士兵们终于反应过来,爆发出震天动地的欢呼声。
死而复生!这是神迹啊!这是将军福大命大啊!
很快,熊熊烈火燃起,将那口棺材烧成了灰烬。
而刘战则抢过一匹战马,翻身而上,重新恢复了那个威风凛凛的大将军模样。
“驾!!”
刘战一马当先,带着队伍,在一片欢腾中,再次踏上了回京的路途。
而就在他策马奔腾的时候。
他的队伍正好与那一辆一直停在路边的青蓬马车擦肩而过。
刘战并没有注意到这辆马车,他此刻正沉浸在复活的喜悦和对未来的憧憬中。
但他胯下的战马经过马车时,似乎感应到了什么,极其恭敬地低下了头,发出一声温顺的嘶鸣。
车厢内。
林北玄透过车帘,看着那个生龙活虎、呼啸而去的背影,嘴角微微上扬,露出了一抹淡淡的笑意。
“生死轮回?阴阳两隔?”
林北玄轻声低语,语气中带着一种漠视一切规则的无上傲然:
“那是对凡人,甚至是对普通仙人而言的铁律。”
“但在我这里……”
“不过是一个念头的事情罢了。”
“心情好,你便能活。”
“心情不好,你便是活得再久,也得死。”
虽然此举违背了自然轮回之道,违背了阴阳隔绝之理,但归根到底,整个宇宙洪荒和诸天万界,所有法则的最终解释权,都在林北玄这里,对他人而言,一旦违反,那就是违背天道,要遭万世毁灭之劫。
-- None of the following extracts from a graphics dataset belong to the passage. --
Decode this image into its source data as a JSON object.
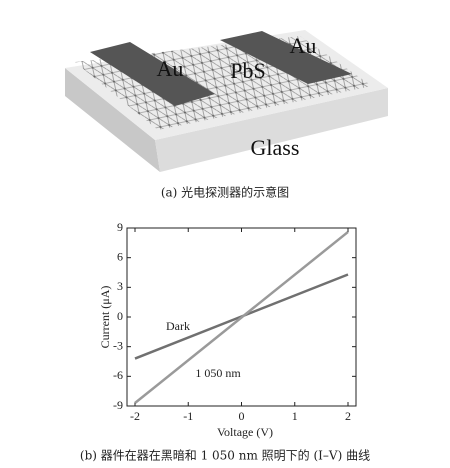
{
  "diagram": {
    "labels": [
      "Au",
      "PbS",
      "Au",
      "Glass"
    ],
    "caption": "(a) 光电探测器的示意图"
  },
  "chart_data": {
    "type": "line",
    "x_label": "Voltage (V)",
    "y_label": "Current (μA)",
    "caption": "(b) 器件在器在黑暗和 1 050 nm 照明下的 (I–V) 曲线",
    "x": [
      -2,
      2
    ],
    "series": [
      {
        "name": "Dark",
        "color": "#707070",
        "values": [
          -4.2,
          4.3
        ]
      },
      {
        "name": "1 050 nm",
        "color": "#9a9a9a",
        "values": [
          -8.7,
          8.6
        ]
      }
    ],
    "xlim": [
      -2.15,
      2.15
    ],
    "xticks": [
      -2,
      -1,
      0,
      1,
      2
    ],
    "ylim": [
      -9,
      9
    ],
    "yticks": [
      -9,
      -6,
      -3,
      0,
      3,
      6,
      9
    ]
  }
}
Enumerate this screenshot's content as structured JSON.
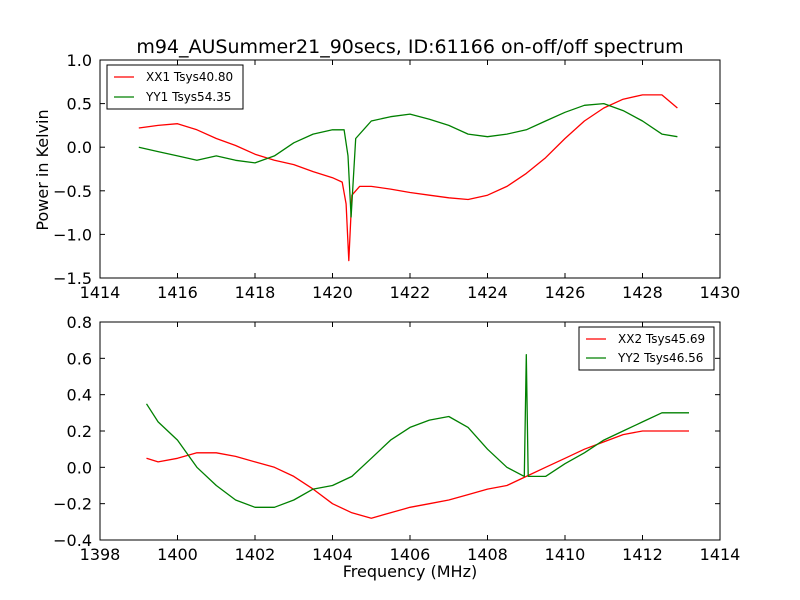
{
  "chart_data": [
    {
      "type": "line",
      "title": "m94_AUSummer21_90secs, ID:61166 on-off/off spectrum",
      "xlabel": "",
      "ylabel": "Power in Kelvin",
      "xlim": [
        1414,
        1430
      ],
      "ylim": [
        -1.5,
        1.0
      ],
      "xticks": [
        "1414",
        "1416",
        "1418",
        "1420",
        "1422",
        "1424",
        "1426",
        "1428",
        "1430"
      ],
      "yticks": [
        "−1.5",
        "−1.0",
        "−0.5",
        "0.0",
        "0.5",
        "1.0"
      ],
      "grid": false,
      "legend_position": "top-left",
      "series": [
        {
          "name": "XX1 Tsys40.80",
          "color": "#ff0000",
          "x": [
            1415.0,
            1415.5,
            1416.0,
            1416.5,
            1417.0,
            1417.5,
            1418.0,
            1418.5,
            1419.0,
            1419.5,
            1420.0,
            1420.25,
            1420.35,
            1420.42,
            1420.5,
            1420.7,
            1421.0,
            1421.5,
            1422.0,
            1422.5,
            1423.0,
            1423.5,
            1424.0,
            1424.5,
            1425.0,
            1425.5,
            1426.0,
            1426.5,
            1427.0,
            1427.5,
            1428.0,
            1428.5,
            1428.9
          ],
          "y": [
            0.22,
            0.25,
            0.27,
            0.2,
            0.1,
            0.02,
            -0.08,
            -0.15,
            -0.2,
            -0.28,
            -0.35,
            -0.4,
            -0.65,
            -1.3,
            -0.55,
            -0.45,
            -0.45,
            -0.48,
            -0.52,
            -0.55,
            -0.58,
            -0.6,
            -0.55,
            -0.45,
            -0.3,
            -0.12,
            0.1,
            0.3,
            0.45,
            0.55,
            0.6,
            0.6,
            0.45
          ]
        },
        {
          "name": "YY1 Tsys54.35",
          "color": "#008000",
          "x": [
            1415.0,
            1415.5,
            1416.0,
            1416.5,
            1417.0,
            1417.5,
            1418.0,
            1418.5,
            1419.0,
            1419.5,
            1420.0,
            1420.3,
            1420.4,
            1420.48,
            1420.6,
            1421.0,
            1421.5,
            1422.0,
            1422.5,
            1423.0,
            1423.5,
            1424.0,
            1424.5,
            1425.0,
            1425.5,
            1426.0,
            1426.5,
            1427.0,
            1427.5,
            1428.0,
            1428.5,
            1428.9
          ],
          "y": [
            0.0,
            -0.05,
            -0.1,
            -0.15,
            -0.1,
            -0.15,
            -0.18,
            -0.1,
            0.05,
            0.15,
            0.2,
            0.2,
            -0.1,
            -0.8,
            0.1,
            0.3,
            0.35,
            0.38,
            0.32,
            0.25,
            0.15,
            0.12,
            0.15,
            0.2,
            0.3,
            0.4,
            0.48,
            0.5,
            0.42,
            0.3,
            0.15,
            0.12
          ]
        }
      ]
    },
    {
      "type": "line",
      "title": "",
      "xlabel": "Frequency (MHz)",
      "ylabel": "",
      "xlim": [
        1398,
        1414
      ],
      "ylim": [
        -0.4,
        0.8
      ],
      "xticks": [
        "1398",
        "1400",
        "1402",
        "1404",
        "1406",
        "1408",
        "1410",
        "1412",
        "1414"
      ],
      "yticks": [
        "−0.4",
        "−0.2",
        "0.0",
        "0.2",
        "0.4",
        "0.6",
        "0.8"
      ],
      "grid": false,
      "legend_position": "top-right",
      "series": [
        {
          "name": "XX2 Tsys45.69",
          "color": "#ff0000",
          "x": [
            1399.2,
            1399.5,
            1400.0,
            1400.5,
            1401.0,
            1401.5,
            1402.0,
            1402.5,
            1403.0,
            1403.5,
            1404.0,
            1404.5,
            1405.0,
            1405.5,
            1406.0,
            1406.5,
            1407.0,
            1407.5,
            1408.0,
            1408.5,
            1409.0,
            1409.5,
            1410.0,
            1410.5,
            1411.0,
            1411.5,
            1412.0,
            1412.5,
            1413.2
          ],
          "y": [
            0.05,
            0.03,
            0.05,
            0.08,
            0.08,
            0.06,
            0.03,
            0.0,
            -0.05,
            -0.12,
            -0.2,
            -0.25,
            -0.28,
            -0.25,
            -0.22,
            -0.2,
            -0.18,
            -0.15,
            -0.12,
            -0.1,
            -0.05,
            0.0,
            0.05,
            0.1,
            0.14,
            0.18,
            0.2,
            0.2,
            0.2
          ]
        },
        {
          "name": "YY2 Tsys46.56",
          "color": "#008000",
          "x": [
            1399.2,
            1399.5,
            1400.0,
            1400.5,
            1401.0,
            1401.5,
            1402.0,
            1402.5,
            1403.0,
            1403.5,
            1404.0,
            1404.5,
            1405.0,
            1405.5,
            1406.0,
            1406.5,
            1407.0,
            1407.5,
            1408.0,
            1408.5,
            1408.95,
            1409.0,
            1409.05,
            1409.5,
            1410.0,
            1410.5,
            1411.0,
            1411.5,
            1412.0,
            1412.5,
            1413.2
          ],
          "y": [
            0.35,
            0.25,
            0.15,
            0.0,
            -0.1,
            -0.18,
            -0.22,
            -0.22,
            -0.18,
            -0.12,
            -0.1,
            -0.05,
            0.05,
            0.15,
            0.22,
            0.26,
            0.28,
            0.22,
            0.1,
            0.0,
            -0.05,
            0.62,
            -0.05,
            -0.05,
            0.02,
            0.08,
            0.15,
            0.2,
            0.25,
            0.3,
            0.3
          ]
        }
      ]
    }
  ]
}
但对于林北玄来说,天道的力量都来自于他,什么劫数对他来说,完全就是左右手的区别。
这就是仙帝。
这就是宇宙至尊的特权。
这就是权力的小小任性。
.......
“走吧。”
林北玄收回目光,声音恢复了平淡:
“这场闹剧,算是彻底结束了。”
“是,前辈。”
张凡虽然不知道发生了什么,但他能感觉到前辈心情不错。
他一抖缰绳,马车再次启动,向着西方继续前行。
风,吹过旷野。
带走了硝烟,也带走了一段关于生死的传说。